【ソウル16日聯合ニュース】政府は米国に続き欧州連合(EU)とも、自動車の燃費や温室効果ガス(CO2)排出基準をめぐる交渉を近く開始する予定で、欧州自動車には例外を認めながらも、米国車よりも厳しい基準を適用する方針だ。
 外交通商部の金宗フン(キム・ジョンフン)通商交渉本部長が16日、聯合ニュースのインタビューで明らかにした。
 政府は2015年までに自動車燃費を1リットル当たり17キロメートル、温室効果ガス排出基準を1キロメートル当たり140グラムに強化する方針を打ち出したが、今月初旬に締結した韓米自由貿易協定(FTA)追加交渉では、米国車に政府基準より19%緩和した数値を適用することで合意している。
 金本部長は、韓国では欧州車の販売数が米国車より多いため、燃費や排気ガスの適用基準を米国車より厳しくすることが、小規模販売業者に対する基準緩和の正当性を損なわない方法だとの考えを示した。

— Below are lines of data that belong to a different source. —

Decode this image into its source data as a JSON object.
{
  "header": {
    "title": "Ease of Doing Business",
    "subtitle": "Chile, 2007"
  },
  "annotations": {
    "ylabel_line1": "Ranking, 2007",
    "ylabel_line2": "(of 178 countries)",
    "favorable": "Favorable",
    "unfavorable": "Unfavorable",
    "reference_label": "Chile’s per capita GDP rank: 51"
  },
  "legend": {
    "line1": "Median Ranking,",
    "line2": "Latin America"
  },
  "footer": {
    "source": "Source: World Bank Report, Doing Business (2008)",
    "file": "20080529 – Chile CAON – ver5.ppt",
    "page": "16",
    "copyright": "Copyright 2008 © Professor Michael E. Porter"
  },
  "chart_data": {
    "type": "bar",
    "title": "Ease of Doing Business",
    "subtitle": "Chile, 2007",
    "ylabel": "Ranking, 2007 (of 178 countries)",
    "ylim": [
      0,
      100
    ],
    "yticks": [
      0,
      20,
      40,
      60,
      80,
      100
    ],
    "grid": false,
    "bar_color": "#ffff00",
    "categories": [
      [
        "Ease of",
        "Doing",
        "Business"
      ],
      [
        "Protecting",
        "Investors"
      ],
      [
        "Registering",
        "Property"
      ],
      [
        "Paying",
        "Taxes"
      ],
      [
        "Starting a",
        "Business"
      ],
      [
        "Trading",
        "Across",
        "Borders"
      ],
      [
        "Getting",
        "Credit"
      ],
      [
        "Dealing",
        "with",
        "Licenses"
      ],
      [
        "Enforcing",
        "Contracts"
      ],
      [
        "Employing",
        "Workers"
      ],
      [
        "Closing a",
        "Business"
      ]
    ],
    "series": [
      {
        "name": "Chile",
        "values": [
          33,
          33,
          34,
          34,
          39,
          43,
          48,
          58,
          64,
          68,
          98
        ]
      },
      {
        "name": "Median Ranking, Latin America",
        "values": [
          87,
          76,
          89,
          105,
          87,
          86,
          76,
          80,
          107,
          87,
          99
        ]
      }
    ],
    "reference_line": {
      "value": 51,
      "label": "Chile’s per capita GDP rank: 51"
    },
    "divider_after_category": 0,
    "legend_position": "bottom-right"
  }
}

ただ、具体的な基準は明らかにせず、「業界の主張をうのみすることはできない。政府が判断し双方が協議すれば、折り合いはつけられるだろう」と述べた。
 また、EUとの燃費・排気ガス排出基準をめぐる交渉は、FTAとは別の問題だと述べた。EUが韓米FTAの結果を踏まえ、FTAの追加交渉を求める可能性は低く、これまで問題が提起されたこともないと説明した。韓国とEU間のFTAは、10月に正式署名された。EUとのFTAに関する議会の批准同意については、欧州議会は動きが韓国国会より速く、来年2月までに批准同意を終えるとしていると伝えた。
 韓米FTAの追加交渉に関しては、3年6か月間の漂流を経て、座礁や難破するよりも、早期発効が中長期的な国益の実現に有利と判断して進めたものだと説明した。年内に合意内容の文書化を完了させる方針で、近く米国で協議する予定だと明らかにした。
 また、米国政府は韓米FTA履行法を来年初めに議会に提出し、上半期(1~6月)中に批准するとの見方を示した。2007年に韓米がFTAに署名した後、米国議会の早期批准を誘導するため韓国が先に批准同意に着手したのとは異なり、今回は米国側の批准過程を見極めながら、韓国国会の批准を進める方針であることを示唆したものとみられる。
 そのうえで、FTAに関連する業界と商工人らは、どの程度であれば十分な競争が可能で、プラスに活用できるというような意志表現を積極的にしていると伝え、政界もそうした声に耳を傾けるべきだとし、国会の早期批准を促した。
 韓米FTA交渉は自動車分野で韓国が米国側に譲歩したとの指摘には、韓米間の自動車貿易の不均衡などに言及。韓国車が米国で好調を維持し、米国側の不満が高まる段階にきていると説明し、「米国側に譲歩したようにみられるが、長期的には好調を維持できる基盤を築き上げた
」と強調した。
 米国産牛肉の輸入問題に関しては、交渉には応じないという韓国政府の立場は明確だと言明した。米国産牛肉に対する消費者の信頼が回復したと判断できる根拠はまだないと、改めて強調した。
 今後のFTA推進については、農業分野に懸念を示した。韓国が貿易を続け海外市場を確保するため、FTAの締結を継続しなければならないとすれば、農業競争力の強化案について政府と国民が知恵を絞るべきだと指摘した。